Мы, люди, додумываем увиденное. В плену времени искажаем «сейчас», вспоминая то, что было, и предвосхищая то, что еще не случилось. Камера же лишена этих недостатков. Она живет моментом. Каким бы он ни был. Маленькая, едва заметная улыбка, осветившая лицо на короткое мгновение, и сделавшая его прекрасным. Камера заметит это. Мы же, так часто пропускаем самые волшебные мгновения жизни, не замечая их в потоке.
– Смотри, а то памяти на фильм не останется, – засмеялась она.
Я опустил камеру и улыбнулся.
– Как ты вообще попала сюда?
– Вениаминович преподавал на кафедре, я была студентка. Потом он ушел делать свои фильмы и писать книги про альтернативную историю, а мне нужна была работа. Он меня взял с собой. Так одно за другое…
– А чем ты конкретно занимаешься?
– Да всем подряд. Веду соцсети, фото и видео съемку, какие-то статьи за него пишу, книги.
– А я тогда зачем, если ты съемкой занимаешься?
– Вениаминович невысокого мнения о моих профессиональных качества, – иронично улыбнулась она, – я для него осталась студенткой на кафедре. В лучшем случае секретаршей.
– Он хорошо платит? – я никак не мог понять, почему она его терпит.
– Что-то платит, – пожала она плечами. – Иногда удается дополнительно подзаработать, сейчас вот нашла этого американца для экспедиции, получила бонус. В общем, не худшая в мире работа.
Перед глазами возникла сцена из коридора и меня покоробило.
– Давай уже возвращаться, – она посмотрела на часы, – скоро отплываем.
Мы пошли обратно, вдоль набережной.
– А ты веришь в этих изначальных инопланетян? – спросил я, чтоб не идти молча.
– Гиперборейцев? – засмеялась она. – Нет, конечно.
– А он верит?
– Бог его знает. Они его кормят, так что одна причина верить у него точно есть.

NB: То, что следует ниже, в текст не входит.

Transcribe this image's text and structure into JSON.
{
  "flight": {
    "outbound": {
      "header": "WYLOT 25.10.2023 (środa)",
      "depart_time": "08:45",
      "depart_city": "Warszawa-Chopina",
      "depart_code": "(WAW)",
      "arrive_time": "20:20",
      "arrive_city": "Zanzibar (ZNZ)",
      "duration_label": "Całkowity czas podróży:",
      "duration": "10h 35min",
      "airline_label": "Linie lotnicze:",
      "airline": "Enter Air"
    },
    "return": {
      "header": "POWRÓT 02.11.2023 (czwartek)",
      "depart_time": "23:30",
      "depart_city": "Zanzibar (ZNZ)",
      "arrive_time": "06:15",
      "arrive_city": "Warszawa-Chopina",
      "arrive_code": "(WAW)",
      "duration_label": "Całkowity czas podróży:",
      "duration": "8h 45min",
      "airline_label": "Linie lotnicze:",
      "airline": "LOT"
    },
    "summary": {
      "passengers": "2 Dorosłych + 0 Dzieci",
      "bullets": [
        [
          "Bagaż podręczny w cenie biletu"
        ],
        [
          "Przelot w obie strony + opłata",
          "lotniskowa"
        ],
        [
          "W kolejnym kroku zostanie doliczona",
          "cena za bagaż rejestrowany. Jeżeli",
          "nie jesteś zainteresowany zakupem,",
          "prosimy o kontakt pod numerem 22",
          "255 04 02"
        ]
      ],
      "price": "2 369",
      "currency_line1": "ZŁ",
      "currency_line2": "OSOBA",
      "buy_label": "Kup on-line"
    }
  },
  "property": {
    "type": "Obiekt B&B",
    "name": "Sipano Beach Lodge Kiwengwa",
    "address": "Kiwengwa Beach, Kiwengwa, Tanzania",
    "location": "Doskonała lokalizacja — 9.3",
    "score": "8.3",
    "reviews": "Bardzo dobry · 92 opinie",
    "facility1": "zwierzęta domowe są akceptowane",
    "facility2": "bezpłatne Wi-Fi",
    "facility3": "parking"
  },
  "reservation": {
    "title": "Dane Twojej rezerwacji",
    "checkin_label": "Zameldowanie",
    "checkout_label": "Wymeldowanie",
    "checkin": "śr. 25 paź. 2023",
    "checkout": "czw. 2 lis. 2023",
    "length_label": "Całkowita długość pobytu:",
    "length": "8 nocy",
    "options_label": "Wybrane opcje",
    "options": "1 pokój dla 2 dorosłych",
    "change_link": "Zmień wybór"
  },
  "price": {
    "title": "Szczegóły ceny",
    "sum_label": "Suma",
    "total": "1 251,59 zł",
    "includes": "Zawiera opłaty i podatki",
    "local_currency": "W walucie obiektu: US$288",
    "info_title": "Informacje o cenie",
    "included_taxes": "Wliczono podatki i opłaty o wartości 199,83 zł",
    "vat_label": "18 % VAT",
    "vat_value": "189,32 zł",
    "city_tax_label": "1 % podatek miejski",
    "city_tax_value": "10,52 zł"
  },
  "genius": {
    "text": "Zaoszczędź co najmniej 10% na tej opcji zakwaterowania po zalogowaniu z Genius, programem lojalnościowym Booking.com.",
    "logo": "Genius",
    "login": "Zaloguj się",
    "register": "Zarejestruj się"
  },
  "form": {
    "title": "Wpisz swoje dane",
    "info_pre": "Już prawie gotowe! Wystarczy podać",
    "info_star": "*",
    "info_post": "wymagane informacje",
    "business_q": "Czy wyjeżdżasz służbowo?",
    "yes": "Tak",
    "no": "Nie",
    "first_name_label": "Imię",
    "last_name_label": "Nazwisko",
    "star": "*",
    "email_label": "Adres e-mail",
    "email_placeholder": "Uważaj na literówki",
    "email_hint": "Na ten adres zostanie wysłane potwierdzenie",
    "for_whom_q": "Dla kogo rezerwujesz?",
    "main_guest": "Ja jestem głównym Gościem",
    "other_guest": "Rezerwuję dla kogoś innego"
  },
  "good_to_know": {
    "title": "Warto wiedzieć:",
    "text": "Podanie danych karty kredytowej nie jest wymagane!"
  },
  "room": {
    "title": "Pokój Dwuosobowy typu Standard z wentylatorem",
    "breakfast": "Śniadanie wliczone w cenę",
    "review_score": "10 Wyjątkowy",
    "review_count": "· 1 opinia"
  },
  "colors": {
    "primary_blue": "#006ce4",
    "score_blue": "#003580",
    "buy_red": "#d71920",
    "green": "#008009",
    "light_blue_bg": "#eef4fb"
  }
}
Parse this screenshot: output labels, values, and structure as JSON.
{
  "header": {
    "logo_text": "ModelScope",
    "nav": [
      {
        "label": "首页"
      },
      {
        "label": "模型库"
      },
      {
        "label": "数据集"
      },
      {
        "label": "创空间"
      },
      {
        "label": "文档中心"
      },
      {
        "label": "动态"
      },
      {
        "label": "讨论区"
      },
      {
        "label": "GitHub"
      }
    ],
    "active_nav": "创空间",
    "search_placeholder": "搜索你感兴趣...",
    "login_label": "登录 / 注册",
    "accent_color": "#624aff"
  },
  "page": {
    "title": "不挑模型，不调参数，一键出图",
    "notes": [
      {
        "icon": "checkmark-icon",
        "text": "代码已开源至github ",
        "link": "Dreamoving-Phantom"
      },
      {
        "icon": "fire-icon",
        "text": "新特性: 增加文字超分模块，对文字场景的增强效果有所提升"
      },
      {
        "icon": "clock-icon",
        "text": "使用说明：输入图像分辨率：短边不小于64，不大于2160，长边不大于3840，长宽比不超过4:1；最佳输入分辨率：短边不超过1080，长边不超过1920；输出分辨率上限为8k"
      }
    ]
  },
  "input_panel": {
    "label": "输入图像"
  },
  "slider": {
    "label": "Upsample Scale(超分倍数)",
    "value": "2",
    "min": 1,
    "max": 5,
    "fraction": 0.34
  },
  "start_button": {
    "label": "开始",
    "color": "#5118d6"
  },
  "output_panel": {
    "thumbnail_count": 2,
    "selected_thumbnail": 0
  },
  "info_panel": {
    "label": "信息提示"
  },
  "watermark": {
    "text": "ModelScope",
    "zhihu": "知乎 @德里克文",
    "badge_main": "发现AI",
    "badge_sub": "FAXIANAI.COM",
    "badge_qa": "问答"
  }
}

– Получается, они и тебя кормят, – поглумился я.
– Получается. Но мне хватает более реальных проблем в жизни, чем поиск древних цивилизаций. Как-то все равно, кто там построил пирамиды.
– Не могу понять, как взрослый мужчина может верить в подобную чушь, – неожиданно серьезно произнес я.
– Пусть верит во что хочет, лишь бы деньги платил.
Я замолчал. Мне никак не удавалось примириться с увиденным на корабле.
– А здесь красиво, – нарушила она молчание. – Вроде бы голые скалы. Холод и серость. А все равно есть что-то притягивающее в северных просторах.
– Колыбель цивилизации! – ерничал я.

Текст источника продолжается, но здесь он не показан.